Header image: Astronaut Cady Coleman harvests one of our plants on Space Shuttle Columbia. NASA, CC BY
Gravity is a constant for all organisms on Earth. It acts on every aspect of our physiology, behavior and development – no matter what you are, you evolved in an environment where gravity roots us firmly to the ground.
But what happens if you’re removed from that familiar environment and placed into a situation outside your evolutionary experience? That’s exactly the question we ask every day of the plants we grow in our laboratory. They start out here in our earthbound lab, but they’re on their way to outer space. What could be a more novel environment for a plant than the zero-gravity conditions of spaceflight?

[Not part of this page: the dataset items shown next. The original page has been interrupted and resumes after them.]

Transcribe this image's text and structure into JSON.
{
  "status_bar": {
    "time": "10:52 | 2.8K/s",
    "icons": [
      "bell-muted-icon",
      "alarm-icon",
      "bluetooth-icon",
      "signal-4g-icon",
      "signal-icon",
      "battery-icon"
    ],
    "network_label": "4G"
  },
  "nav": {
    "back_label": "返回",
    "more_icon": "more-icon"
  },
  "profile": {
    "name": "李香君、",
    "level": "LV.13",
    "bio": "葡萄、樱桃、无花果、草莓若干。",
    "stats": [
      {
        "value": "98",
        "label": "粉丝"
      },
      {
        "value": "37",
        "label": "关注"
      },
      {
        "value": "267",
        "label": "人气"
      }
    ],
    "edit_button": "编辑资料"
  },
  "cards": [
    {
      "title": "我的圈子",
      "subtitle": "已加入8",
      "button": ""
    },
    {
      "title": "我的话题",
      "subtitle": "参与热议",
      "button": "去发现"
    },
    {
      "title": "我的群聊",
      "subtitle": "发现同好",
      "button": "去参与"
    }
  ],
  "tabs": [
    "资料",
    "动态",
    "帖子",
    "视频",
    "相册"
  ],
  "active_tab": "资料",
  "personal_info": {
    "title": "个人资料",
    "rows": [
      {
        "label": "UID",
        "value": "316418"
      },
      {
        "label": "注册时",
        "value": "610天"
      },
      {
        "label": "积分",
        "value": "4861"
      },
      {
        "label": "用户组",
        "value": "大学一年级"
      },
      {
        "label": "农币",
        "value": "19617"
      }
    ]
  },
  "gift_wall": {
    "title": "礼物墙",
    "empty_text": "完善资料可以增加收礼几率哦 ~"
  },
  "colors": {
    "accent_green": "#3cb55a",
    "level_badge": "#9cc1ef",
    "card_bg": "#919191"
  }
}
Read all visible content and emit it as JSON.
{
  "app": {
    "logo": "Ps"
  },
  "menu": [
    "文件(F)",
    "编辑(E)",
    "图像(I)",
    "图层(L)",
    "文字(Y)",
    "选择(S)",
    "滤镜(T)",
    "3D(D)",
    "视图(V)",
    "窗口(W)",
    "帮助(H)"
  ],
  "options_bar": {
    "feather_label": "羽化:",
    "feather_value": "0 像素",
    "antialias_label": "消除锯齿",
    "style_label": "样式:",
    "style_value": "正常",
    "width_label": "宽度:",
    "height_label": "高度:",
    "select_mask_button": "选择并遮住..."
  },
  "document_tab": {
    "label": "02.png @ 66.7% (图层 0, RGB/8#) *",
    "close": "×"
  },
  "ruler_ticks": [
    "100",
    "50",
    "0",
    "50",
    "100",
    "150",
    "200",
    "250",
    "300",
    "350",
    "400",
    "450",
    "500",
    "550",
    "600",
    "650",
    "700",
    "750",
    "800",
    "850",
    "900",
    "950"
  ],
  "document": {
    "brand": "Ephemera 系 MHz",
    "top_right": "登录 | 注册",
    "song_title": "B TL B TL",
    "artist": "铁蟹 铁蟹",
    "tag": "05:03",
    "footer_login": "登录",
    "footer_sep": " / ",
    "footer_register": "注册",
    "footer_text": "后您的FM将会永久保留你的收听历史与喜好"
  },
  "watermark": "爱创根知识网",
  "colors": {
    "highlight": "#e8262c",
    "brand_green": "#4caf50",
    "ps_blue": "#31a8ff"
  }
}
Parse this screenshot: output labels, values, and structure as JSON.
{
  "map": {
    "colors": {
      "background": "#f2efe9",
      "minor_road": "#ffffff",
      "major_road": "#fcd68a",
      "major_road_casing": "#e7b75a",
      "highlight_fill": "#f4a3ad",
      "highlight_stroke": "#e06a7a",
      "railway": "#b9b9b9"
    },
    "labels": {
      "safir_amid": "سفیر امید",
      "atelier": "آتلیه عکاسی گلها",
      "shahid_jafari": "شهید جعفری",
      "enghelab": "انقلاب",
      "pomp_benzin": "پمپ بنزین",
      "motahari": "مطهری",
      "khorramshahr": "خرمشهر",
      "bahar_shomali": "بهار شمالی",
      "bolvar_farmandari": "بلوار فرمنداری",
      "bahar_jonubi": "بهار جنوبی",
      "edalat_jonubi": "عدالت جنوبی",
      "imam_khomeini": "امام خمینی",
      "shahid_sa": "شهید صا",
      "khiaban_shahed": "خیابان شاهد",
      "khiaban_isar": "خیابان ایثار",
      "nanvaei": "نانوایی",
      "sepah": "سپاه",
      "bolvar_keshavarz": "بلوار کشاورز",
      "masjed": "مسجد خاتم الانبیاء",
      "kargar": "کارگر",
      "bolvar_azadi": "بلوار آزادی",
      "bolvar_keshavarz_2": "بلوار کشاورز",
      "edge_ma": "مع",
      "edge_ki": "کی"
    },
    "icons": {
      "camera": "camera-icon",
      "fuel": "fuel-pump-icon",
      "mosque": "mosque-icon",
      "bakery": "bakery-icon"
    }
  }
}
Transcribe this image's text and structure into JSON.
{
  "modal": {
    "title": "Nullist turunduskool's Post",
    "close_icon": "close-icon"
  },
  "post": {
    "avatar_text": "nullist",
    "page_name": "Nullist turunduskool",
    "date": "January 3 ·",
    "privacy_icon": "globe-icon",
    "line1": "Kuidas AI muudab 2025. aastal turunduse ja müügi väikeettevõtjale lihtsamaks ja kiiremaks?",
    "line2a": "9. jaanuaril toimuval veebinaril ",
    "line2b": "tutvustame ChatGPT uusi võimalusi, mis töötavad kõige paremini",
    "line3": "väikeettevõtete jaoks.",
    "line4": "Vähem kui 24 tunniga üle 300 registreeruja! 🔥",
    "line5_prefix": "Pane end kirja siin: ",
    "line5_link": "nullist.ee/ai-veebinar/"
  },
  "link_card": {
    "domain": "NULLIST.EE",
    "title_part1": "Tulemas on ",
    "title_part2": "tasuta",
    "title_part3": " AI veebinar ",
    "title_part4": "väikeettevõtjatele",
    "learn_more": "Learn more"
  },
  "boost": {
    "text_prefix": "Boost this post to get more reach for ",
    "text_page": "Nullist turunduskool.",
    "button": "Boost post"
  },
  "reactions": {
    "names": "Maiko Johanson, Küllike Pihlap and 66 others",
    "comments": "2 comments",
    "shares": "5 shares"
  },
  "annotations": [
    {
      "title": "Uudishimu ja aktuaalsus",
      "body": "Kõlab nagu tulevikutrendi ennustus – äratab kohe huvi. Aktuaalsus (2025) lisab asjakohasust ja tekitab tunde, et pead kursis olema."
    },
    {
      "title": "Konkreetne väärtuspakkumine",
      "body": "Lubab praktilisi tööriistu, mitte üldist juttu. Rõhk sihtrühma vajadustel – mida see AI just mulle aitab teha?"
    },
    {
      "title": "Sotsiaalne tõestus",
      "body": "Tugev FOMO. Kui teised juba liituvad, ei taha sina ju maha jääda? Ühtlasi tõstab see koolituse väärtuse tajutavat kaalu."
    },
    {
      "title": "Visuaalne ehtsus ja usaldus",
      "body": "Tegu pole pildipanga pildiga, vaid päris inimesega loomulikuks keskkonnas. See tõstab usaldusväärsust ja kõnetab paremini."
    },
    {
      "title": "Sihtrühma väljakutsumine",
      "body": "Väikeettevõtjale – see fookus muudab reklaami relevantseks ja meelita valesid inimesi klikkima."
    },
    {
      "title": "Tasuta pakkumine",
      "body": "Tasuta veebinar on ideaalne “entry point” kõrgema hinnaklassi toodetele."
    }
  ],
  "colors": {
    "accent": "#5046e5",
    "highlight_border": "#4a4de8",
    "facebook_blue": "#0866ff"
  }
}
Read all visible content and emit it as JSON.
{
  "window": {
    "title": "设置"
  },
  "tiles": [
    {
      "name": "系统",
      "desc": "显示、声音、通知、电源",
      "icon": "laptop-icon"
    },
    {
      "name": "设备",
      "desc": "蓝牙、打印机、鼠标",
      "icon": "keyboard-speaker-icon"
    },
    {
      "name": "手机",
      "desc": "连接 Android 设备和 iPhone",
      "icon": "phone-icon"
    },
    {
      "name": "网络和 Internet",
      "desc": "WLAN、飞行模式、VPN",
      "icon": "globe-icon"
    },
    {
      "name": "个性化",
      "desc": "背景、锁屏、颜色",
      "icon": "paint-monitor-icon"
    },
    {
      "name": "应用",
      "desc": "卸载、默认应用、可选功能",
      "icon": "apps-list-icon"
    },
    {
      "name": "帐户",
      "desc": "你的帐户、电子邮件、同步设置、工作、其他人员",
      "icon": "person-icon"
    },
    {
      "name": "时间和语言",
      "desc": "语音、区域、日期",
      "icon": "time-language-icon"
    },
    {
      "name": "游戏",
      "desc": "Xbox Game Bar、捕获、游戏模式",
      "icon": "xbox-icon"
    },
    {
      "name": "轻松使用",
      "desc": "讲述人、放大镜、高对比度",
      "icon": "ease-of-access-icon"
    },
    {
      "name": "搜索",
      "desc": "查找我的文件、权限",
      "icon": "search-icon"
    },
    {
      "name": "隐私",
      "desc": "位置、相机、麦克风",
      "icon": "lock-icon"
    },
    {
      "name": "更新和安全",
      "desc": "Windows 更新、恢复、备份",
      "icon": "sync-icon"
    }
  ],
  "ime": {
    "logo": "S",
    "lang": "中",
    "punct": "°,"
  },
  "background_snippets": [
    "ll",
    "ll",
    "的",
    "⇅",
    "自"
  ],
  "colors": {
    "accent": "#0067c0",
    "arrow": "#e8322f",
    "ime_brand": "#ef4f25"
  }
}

By studying how plants react to life in space, we can learn more about how they adapt to environmental changes. Not only are plants crucial to almost every facet of life on Earth; plants will be critical to our explorations of the universe. As we look to a future of possible space colonization, it’s vital to understand how plants will fare off planet before we rely on them within space outposts to recycle our air and water and supplement our food.
So even while we stay right here on the ground, our research plants blast off and head to the International Space Station (ISS). Already they’ve given us some surprises about growing in zero gravity – and shaken up some of our thinking about how plants grow on Earth.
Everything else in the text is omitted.